So I notice the same thing has been happening with ‘my’ imaginations of what actual freedom would be like. I can see this now because this morning I woke up with this sense of “coming home” , a taste of what it is like to be genuine, to be what I am as a flesh and blood body vs who ‘I’ am as an identity.
It is such a familiar flavour, it is not weird in any sense… everything is in place and finally correct. From this vantage point it is ‘being’ an identity that is weird, somehow out of place, somehow fundamentally off. It’s like I have been driving my car in the wrong gear for all these years and then finally it clicks into the correct one, the one that it should have been in this whole time.
It is weird because it is almost like I am regaining that which I always was, even though I have never lived as a flesh and blood body only. But it is that which has been here all along, masked by ‘my’ presence.
I remember @claudiu wrote some time ago that when feeling good one finds that one is more of the person that they are, not less. And of course it is the same but much more with actual freedom, that which is genuine is uncovered/unchained.

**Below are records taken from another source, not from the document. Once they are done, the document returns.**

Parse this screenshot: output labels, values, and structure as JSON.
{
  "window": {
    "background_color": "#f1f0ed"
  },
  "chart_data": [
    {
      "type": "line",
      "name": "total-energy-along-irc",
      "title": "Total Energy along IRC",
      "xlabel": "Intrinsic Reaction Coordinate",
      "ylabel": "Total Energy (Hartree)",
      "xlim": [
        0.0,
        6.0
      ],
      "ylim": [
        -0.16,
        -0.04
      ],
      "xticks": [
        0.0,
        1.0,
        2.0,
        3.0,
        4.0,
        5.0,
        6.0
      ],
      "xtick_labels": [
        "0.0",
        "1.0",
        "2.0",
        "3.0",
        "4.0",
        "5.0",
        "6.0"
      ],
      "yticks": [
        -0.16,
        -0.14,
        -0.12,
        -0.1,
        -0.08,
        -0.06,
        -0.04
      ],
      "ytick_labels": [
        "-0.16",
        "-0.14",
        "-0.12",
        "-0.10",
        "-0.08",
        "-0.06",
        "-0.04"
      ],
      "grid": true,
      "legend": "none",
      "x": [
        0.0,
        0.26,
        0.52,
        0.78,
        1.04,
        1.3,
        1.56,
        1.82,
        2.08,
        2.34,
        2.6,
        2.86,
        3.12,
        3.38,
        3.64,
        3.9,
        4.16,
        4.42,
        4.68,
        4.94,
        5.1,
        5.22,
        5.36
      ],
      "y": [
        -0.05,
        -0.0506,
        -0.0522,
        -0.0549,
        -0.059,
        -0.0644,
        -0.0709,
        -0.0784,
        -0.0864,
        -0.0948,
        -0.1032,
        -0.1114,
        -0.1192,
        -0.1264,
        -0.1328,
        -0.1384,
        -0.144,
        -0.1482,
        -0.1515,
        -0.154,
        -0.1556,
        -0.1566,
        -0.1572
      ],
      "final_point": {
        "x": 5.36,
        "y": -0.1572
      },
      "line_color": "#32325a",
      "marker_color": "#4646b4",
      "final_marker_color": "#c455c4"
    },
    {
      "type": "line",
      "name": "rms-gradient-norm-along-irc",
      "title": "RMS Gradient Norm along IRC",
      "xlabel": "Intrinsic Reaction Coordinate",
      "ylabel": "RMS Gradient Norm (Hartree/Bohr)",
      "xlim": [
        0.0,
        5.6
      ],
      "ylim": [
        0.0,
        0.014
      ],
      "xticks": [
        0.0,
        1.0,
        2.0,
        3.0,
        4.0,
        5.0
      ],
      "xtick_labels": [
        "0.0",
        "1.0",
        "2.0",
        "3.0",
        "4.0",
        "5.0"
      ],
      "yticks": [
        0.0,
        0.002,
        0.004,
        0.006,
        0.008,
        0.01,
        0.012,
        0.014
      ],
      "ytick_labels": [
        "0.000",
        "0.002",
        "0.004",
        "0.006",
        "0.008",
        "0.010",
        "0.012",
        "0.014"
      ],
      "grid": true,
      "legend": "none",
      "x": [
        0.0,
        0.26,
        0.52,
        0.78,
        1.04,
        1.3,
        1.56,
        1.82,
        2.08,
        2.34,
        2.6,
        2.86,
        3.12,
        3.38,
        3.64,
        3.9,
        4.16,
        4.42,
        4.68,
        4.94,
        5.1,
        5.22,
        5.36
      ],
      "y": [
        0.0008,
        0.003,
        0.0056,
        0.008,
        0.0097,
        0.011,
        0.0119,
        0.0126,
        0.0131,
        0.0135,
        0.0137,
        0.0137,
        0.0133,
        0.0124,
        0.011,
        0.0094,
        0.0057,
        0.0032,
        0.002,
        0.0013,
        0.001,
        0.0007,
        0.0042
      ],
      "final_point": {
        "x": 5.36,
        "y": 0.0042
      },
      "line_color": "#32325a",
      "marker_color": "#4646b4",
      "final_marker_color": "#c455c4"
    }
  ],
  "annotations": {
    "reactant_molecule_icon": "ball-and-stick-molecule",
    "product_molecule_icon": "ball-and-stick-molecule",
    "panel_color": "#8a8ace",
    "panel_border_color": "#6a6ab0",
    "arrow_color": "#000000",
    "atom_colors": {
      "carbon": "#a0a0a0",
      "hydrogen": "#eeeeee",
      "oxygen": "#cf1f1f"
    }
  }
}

The actual human being, the person as opposed to persona is now free to be what they are, what they have been all along.
So I can see it is silly to be worrying about becoming a zombie or a leaf blowing in the wind, or acting like a lunatic or antisocial person, or becoming a looser/bum etc. These are actually quite pathetic excuses/distractions. ‘I’ really believe that ‘I’ know better and yet ‘I’ am the one stuck in the wrong gear!
With being what I am there is such a completeness, in every sense, how could ‘I’ believe that this body would somehow struggle to live the life that ‘I’ have set up. The actual Kuba is not less than ‘me’, ‘I’ am the one who is crippled not him. He is complete in a way that ‘I’ can never be, and here ‘I’ am protecting him from life without ‘me’
I can see why altruism is required, in the face of the cunning that ‘I’ am capable of and the lengths to which ‘I’ will go in order to remain in existence only altruism can do the trick.